Tomorrows ride is dedicated to Fatty & Family
God Bless,
Evin
Comment by brett | 05.3.2008 | 5:45 pm
that was tough to read. i’m hoping for a miracle for your family. susan, you are an amazing woman. in between tears i cracked a smile because you smiled for elden post-mask making. i’m glad you two have the chemistry that puts a smile on your face.
Comment by Beth | 05.3.2008 | 6:12 pm
Elden,
Thank you for sharing your and Susan’s story. I am praying for and thinking of Susan, you, and your family on a regular basis.

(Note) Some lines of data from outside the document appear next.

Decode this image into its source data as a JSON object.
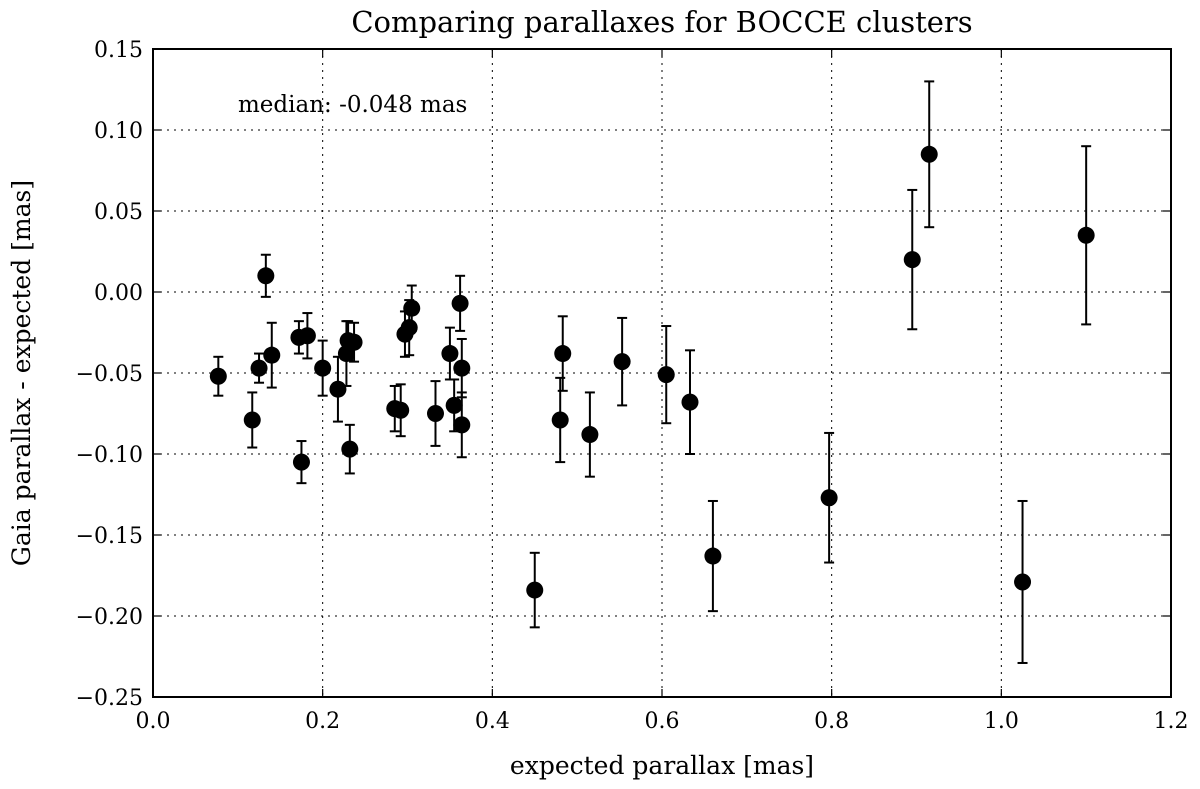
{
  "chart_data": {
    "type": "scatter",
    "title": "Comparing parallaxes for BOCCE clusters",
    "xlabel": "expected parallax [mas]",
    "ylabel": "Gaia parallax - expected [mas]",
    "annotation": "median: -0.048 mas",
    "xlim": [
      0.0,
      1.2
    ],
    "ylim": [
      -0.25,
      0.15
    ],
    "xticks": [
      0.0,
      0.2,
      0.4,
      0.6,
      0.8,
      1.0,
      1.2
    ],
    "xtick_labels": [
      "0.0",
      "0.2",
      "0.4",
      "0.6",
      "0.8",
      "1.0",
      "1.2"
    ],
    "yticks": [
      0.15,
      0.1,
      0.05,
      0.0,
      -0.05,
      -0.1,
      -0.15,
      -0.2,
      -0.25
    ],
    "ytick_labels": [
      "0.15",
      "0.10",
      "0.05",
      "0.00",
      "−0.05",
      "−0.10",
      "−0.15",
      "−0.20",
      "−0.25"
    ],
    "grid": true,
    "points": [
      {
        "x": 0.077,
        "y": -0.052,
        "err": 0.012
      },
      {
        "x": 0.117,
        "y": -0.079,
        "err": 0.017
      },
      {
        "x": 0.125,
        "y": -0.047,
        "err": 0.009
      },
      {
        "x": 0.133,
        "y": 0.01,
        "err": 0.013
      },
      {
        "x": 0.14,
        "y": -0.039,
        "err": 0.02
      },
      {
        "x": 0.172,
        "y": -0.028,
        "err": 0.01
      },
      {
        "x": 0.175,
        "y": -0.105,
        "err": 0.013
      },
      {
        "x": 0.182,
        "y": -0.027,
        "err": 0.014
      },
      {
        "x": 0.2,
        "y": -0.047,
        "err": 0.017
      },
      {
        "x": 0.218,
        "y": -0.06,
        "err": 0.02
      },
      {
        "x": 0.228,
        "y": -0.038,
        "err": 0.02
      },
      {
        "x": 0.23,
        "y": -0.03,
        "err": 0.012
      },
      {
        "x": 0.232,
        "y": -0.097,
        "err": 0.015
      },
      {
        "x": 0.237,
        "y": -0.031,
        "err": 0.012
      },
      {
        "x": 0.285,
        "y": -0.072,
        "err": 0.014
      },
      {
        "x": 0.292,
        "y": -0.073,
        "err": 0.016
      },
      {
        "x": 0.297,
        "y": -0.026,
        "err": 0.014
      },
      {
        "x": 0.302,
        "y": -0.022,
        "err": 0.017
      },
      {
        "x": 0.305,
        "y": -0.01,
        "err": 0.014
      },
      {
        "x": 0.333,
        "y": -0.075,
        "err": 0.02
      },
      {
        "x": 0.35,
        "y": -0.038,
        "err": 0.016
      },
      {
        "x": 0.355,
        "y": -0.07,
        "err": 0.016
      },
      {
        "x": 0.362,
        "y": -0.007,
        "err": 0.017
      },
      {
        "x": 0.364,
        "y": -0.047,
        "err": 0.018
      },
      {
        "x": 0.364,
        "y": -0.082,
        "err": 0.02
      },
      {
        "x": 0.45,
        "y": -0.184,
        "err": 0.023
      },
      {
        "x": 0.48,
        "y": -0.079,
        "err": 0.026
      },
      {
        "x": 0.483,
        "y": -0.038,
        "err": 0.023
      },
      {
        "x": 0.515,
        "y": -0.088,
        "err": 0.026
      },
      {
        "x": 0.553,
        "y": -0.043,
        "err": 0.027
      },
      {
        "x": 0.605,
        "y": -0.051,
        "err": 0.03
      },
      {
        "x": 0.633,
        "y": -0.068,
        "err": 0.032
      },
      {
        "x": 0.66,
        "y": -0.163,
        "err": 0.034
      },
      {
        "x": 0.797,
        "y": -0.127,
        "err": 0.04
      },
      {
        "x": 0.895,
        "y": 0.02,
        "err": 0.043
      },
      {
        "x": 0.915,
        "y": 0.085,
        "err": 0.045
      },
      {
        "x": 1.025,
        "y": -0.179,
        "err": 0.05
      },
      {
        "x": 1.1,
        "y": 0.035,
        "err": 0.055
      }
    ]
  }
}
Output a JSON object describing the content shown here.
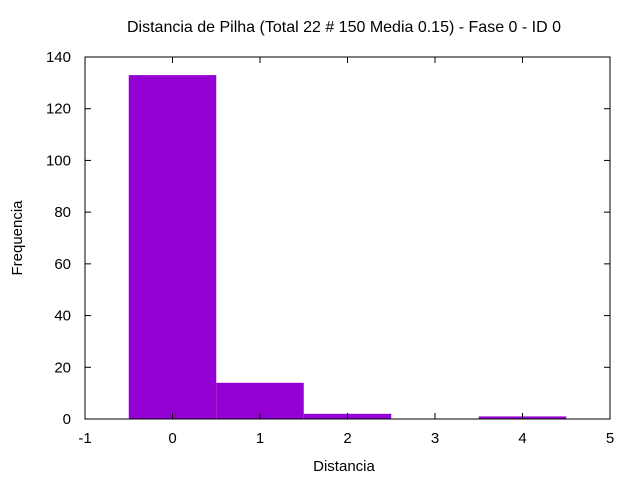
{
  "chart_data": {
    "type": "bar",
    "title": "Distancia de Pilha (Total 22 # 150 Media 0.15) - Fase  0 - ID 0",
    "xlabel": "Distancia",
    "ylabel": "Frequencia",
    "xlim": [
      -1,
      5
    ],
    "ylim": [
      0,
      140
    ],
    "x_ticks": [
      "-1",
      "0",
      "1",
      "2",
      "3",
      "4",
      "5"
    ],
    "y_ticks": [
      "0",
      "20",
      "40",
      "60",
      "80",
      "100",
      "120",
      "140"
    ],
    "grid": false,
    "legend": "none",
    "bar_width": 1,
    "bar_color": "#9400d3",
    "x": [
      0,
      1,
      2,
      3,
      4
    ],
    "values": [
      133,
      14,
      2,
      0,
      1
    ]
  }
}
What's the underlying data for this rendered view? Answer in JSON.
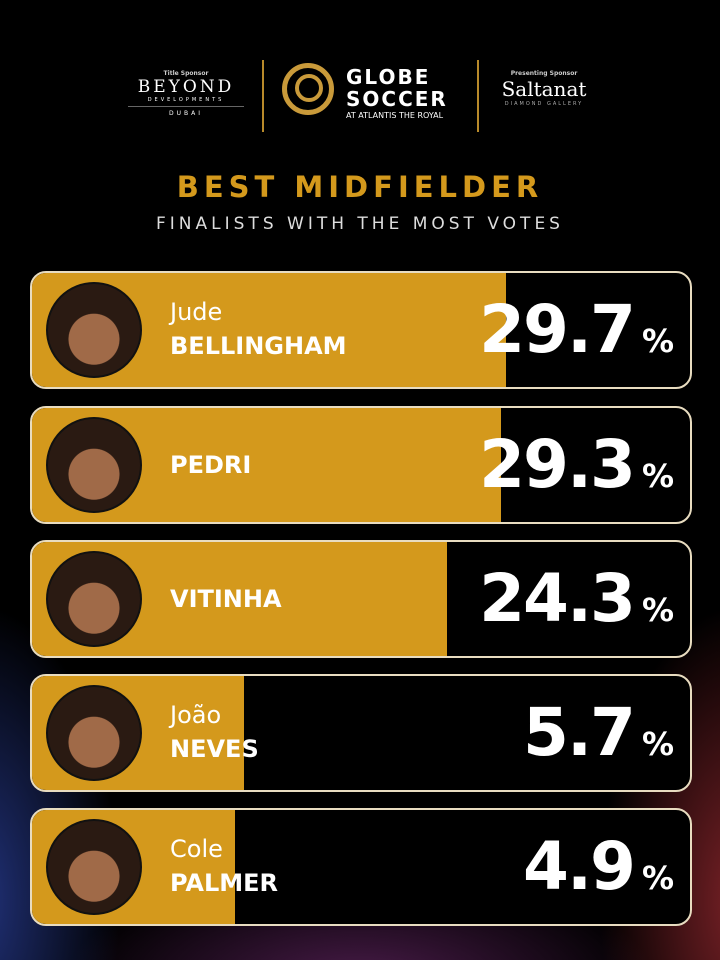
{
  "header": {
    "title_sponsor_label": "Title Sponsor",
    "title_sponsor": "BEYOND",
    "title_sponsor_sub": "DEVELOPMENTS",
    "title_sponsor_city": "DUBAI",
    "brand_line1": "GLOBE",
    "brand_line2": "SOCCER",
    "brand_sub": "AT ATLANTIS THE ROYAL",
    "presenting_label": "Presenting Sponsor",
    "presenting_sponsor": "Saltanat",
    "presenting_sub": "DIAMOND GALLERY"
  },
  "colors": {
    "accent": "#d4991c",
    "background": "#000000"
  },
  "chart_data": {
    "type": "bar",
    "title": "BEST MIDFIELDER",
    "subtitle": "FINALISTS WITH THE MOST VOTES",
    "unit": "%",
    "categories": [
      "Jude Bellingham",
      "Pedri",
      "Vitinha",
      "João Neves",
      "Cole Palmer"
    ],
    "values": [
      29.7,
      29.3,
      24.3,
      5.7,
      4.9
    ],
    "rows": [
      {
        "first": "Jude",
        "last": "BELLINGHAM",
        "value": "29.7",
        "v": 29.7
      },
      {
        "first": "",
        "last": "PEDRI",
        "value": "29.3",
        "v": 29.3
      },
      {
        "first": "",
        "last": "VITINHA",
        "value": "24.3",
        "v": 24.3
      },
      {
        "first": "João",
        "last": "NEVES",
        "value": "5.7",
        "v": 5.7
      },
      {
        "first": "Cole",
        "last": "PALMER",
        "value": "4.9",
        "v": 4.9
      }
    ]
  }
}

I am deeply sorry the news is not better.
May God send you comfort and guide the hands, hearts, and minds of Susan’s health care workers.
Comment by stuckinmypedals | 05.3.2008 | 6:13 pm
I said a prayer for you today. Tomorrow I will wear my pink jersey and keep fighting for Susan. Take care of each other.
Comment by Moabmedic | 05.3.2008 | 6:17 pm
You and your family are truly in our thoughts and prayers….its not just a figure of speach. Our hearts go out to you at this extremly difficult time.
Comment by Donna | 05.3.2008 | 6:20 pm
I have no words. I cannot type anything that comes out right.
Please know you are in my thoughs and prayers.
Take care of yourselves and your family and NEVER give up!!!